Crockpot Chicken Pot Pie Stew

This recipe is chicken pot pie meets crockpot, and definitely results in awesomeness! It's especially lovely on a cold winter night. I only have a small crockpot (same size as an Instapot), but this recipe fits it well. The original recipe can be found here, while my somewhat modified recipe is, of course, below. Enjoy!

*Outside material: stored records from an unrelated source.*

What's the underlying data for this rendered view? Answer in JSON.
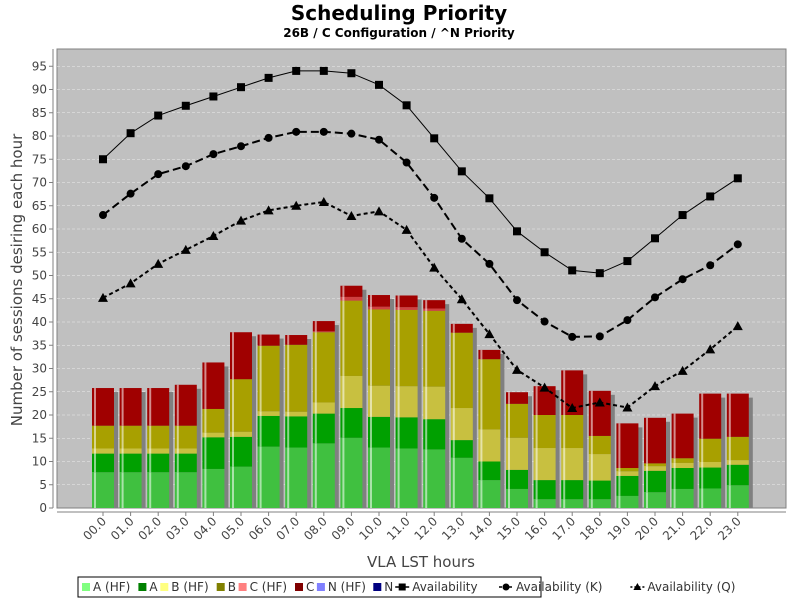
{
  "chart_data": {
    "type": "bar",
    "title": "Scheduling Priority",
    "subtitle": "26B / C Configuration / ^N Priority",
    "xlabel": "VLA LST hours",
    "ylabel": "Number of sessions desiring each hour",
    "ylim": [
      0,
      98
    ],
    "yticks": [
      0,
      5,
      10,
      15,
      20,
      25,
      30,
      35,
      40,
      45,
      50,
      55,
      60,
      65,
      70,
      75,
      80,
      85,
      90,
      95
    ],
    "grid": true,
    "legend_position": "bottom",
    "stacked": true,
    "categories": [
      "00.0",
      "01.0",
      "02.0",
      "03.0",
      "04.0",
      "05.0",
      "06.0",
      "07.0",
      "08.0",
      "09.0",
      "10.0",
      "11.0",
      "12.0",
      "13.0",
      "14.0",
      "15.0",
      "16.0",
      "17.0",
      "18.0",
      "19.0",
      "20.0",
      "21.0",
      "22.0",
      "23.0"
    ],
    "series": [
      {
        "name": "A (HF)",
        "color": "#80ff80",
        "bar_color": "#40c040",
        "values": [
          7.7,
          7.7,
          7.7,
          7.7,
          8.4,
          8.9,
          13.2,
          13.0,
          13.9,
          15.1,
          13.0,
          12.8,
          12.6,
          10.8,
          6.0,
          4.1,
          1.9,
          1.9,
          1.9,
          2.6,
          3.4,
          4.1,
          4.2,
          4.9
        ]
      },
      {
        "name": "A",
        "color": "#008000",
        "bar_color": "#00a000",
        "values": [
          4.0,
          4.0,
          4.0,
          4.0,
          6.8,
          6.4,
          6.6,
          6.7,
          6.4,
          6.4,
          6.6,
          6.7,
          6.5,
          3.8,
          4.0,
          4.1,
          4.1,
          4.1,
          4.0,
          4.3,
          4.6,
          4.5,
          4.5,
          4.4
        ]
      },
      {
        "name": "B (HF)",
        "color": "#ffff80",
        "bar_color": "#c8c040",
        "values": [
          1.1,
          1.1,
          1.1,
          1.1,
          1.0,
          1.1,
          1.0,
          1.0,
          2.4,
          6.9,
          6.7,
          6.7,
          7.0,
          6.9,
          6.9,
          6.9,
          6.9,
          6.9,
          5.7,
          1.0,
          1.0,
          1.1,
          1.2,
          1.0
        ]
      },
      {
        "name": "B",
        "color": "#808000",
        "bar_color": "#a8a000",
        "values": [
          4.9,
          4.9,
          4.9,
          4.9,
          5.1,
          11.3,
          14.1,
          14.4,
          15.1,
          16.2,
          16.4,
          16.4,
          16.3,
          16.2,
          15.1,
          7.3,
          7.1,
          7.1,
          3.9,
          0.7,
          0.6,
          1.0,
          5.0,
          5.0
        ]
      },
      {
        "name": "C (HF)",
        "color": "#ff8080",
        "bar_color": "#d04040",
        "values": [
          0,
          0,
          0,
          0,
          0,
          0,
          0,
          0,
          0.2,
          0.8,
          0.6,
          0.6,
          0.5,
          0,
          0,
          0,
          0,
          0,
          0,
          0,
          0,
          0,
          0,
          0
        ]
      },
      {
        "name": "C",
        "color": "#800000",
        "bar_color": "#a00000",
        "values": [
          8.1,
          8.1,
          8.1,
          8.8,
          10.0,
          10.1,
          2.4,
          2.1,
          2.2,
          2.4,
          2.5,
          2.5,
          1.8,
          1.9,
          2.0,
          2.5,
          6.2,
          9.6,
          9.7,
          9.6,
          9.8,
          9.6,
          9.7,
          9.3
        ]
      },
      {
        "name": "N (HF)",
        "color": "#8080ff",
        "bar_color": "#8080ff",
        "values": [
          0,
          0,
          0,
          0,
          0,
          0,
          0,
          0,
          0,
          0,
          0,
          0,
          0,
          0,
          0,
          0,
          0,
          0,
          0,
          0,
          0,
          0,
          0,
          0
        ]
      },
      {
        "name": "N",
        "color": "#000080",
        "bar_color": "#000080",
        "values": [
          0,
          0,
          0,
          0,
          0,
          0,
          0,
          0,
          0,
          0,
          0,
          0,
          0,
          0,
          0,
          0,
          0,
          0,
          0,
          0,
          0,
          0,
          0,
          0
        ]
      }
    ],
    "lines": [
      {
        "name": "Availability",
        "marker": "square",
        "dash": "solid",
        "values": [
          75,
          80.6,
          84.4,
          86.5,
          88.5,
          90.5,
          92.5,
          94,
          94,
          93.5,
          91,
          86.6,
          79.5,
          72.4,
          66.6,
          59.5,
          55,
          51.1,
          50.5,
          53.1,
          58,
          63,
          67,
          70.9
        ]
      },
      {
        "name": "Availability (K)",
        "marker": "circle",
        "dash": "dashed",
        "values": [
          63,
          67.6,
          71.8,
          73.5,
          76.1,
          77.8,
          79.6,
          80.9,
          80.9,
          80.5,
          79.2,
          74.3,
          66.7,
          57.9,
          52.5,
          44.7,
          40.1,
          36.8,
          36.9,
          40.4,
          45.3,
          49.2,
          52.2,
          56.7
        ]
      },
      {
        "name": "Availability (Q)",
        "marker": "triangle",
        "dash": "dotted",
        "values": [
          45.2,
          48.3,
          52.5,
          55.5,
          58.5,
          61.8,
          64,
          65,
          65.8,
          62.8,
          63.8,
          59.8,
          51.7,
          44.9,
          37.4,
          29.7,
          25.9,
          21.5,
          22.7,
          21.6,
          26.2,
          29.5,
          34.1,
          39.1
        ]
      }
    ]
  }
}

Crockpot Chicken Pot Pie Stew
(7 servings)

Ingredients
450g / 1lb of chicken* (cubed)
3 medium potatoes (cubed or chunked)
2 medium carrots (sliced or cubed)
2 stalks of celery (chopped)
284ml / 9.5z of canned cream of chicken soup
284ml / 9.5z of canned cream of mushroom soup
568ml / 19oz of water
1 small onion (chopped)
5 cloves of garlic (crushed/minced)
Black pepper (to taste)
Dried parsley (to taste)
Powdered ginger (to taste)
Salt (to taste)
3/4 cup of frozen peas
1/2 cup of parmesan (to taste)

*I've used chicken breast and chicken thighs and both work well. Use what you've got!

Directions
1) Add the chicken, potatoes, carrots, celery, peas, onion, soups (plus two cans' worth of water), garlic, ginger, parsley, pepper, and salt to your crockpot, give everything a stir, and then cook on high for 6 hours.
2) Stir in the parmesan, check the taste (adjusting the seasoning as needed), and enjoy!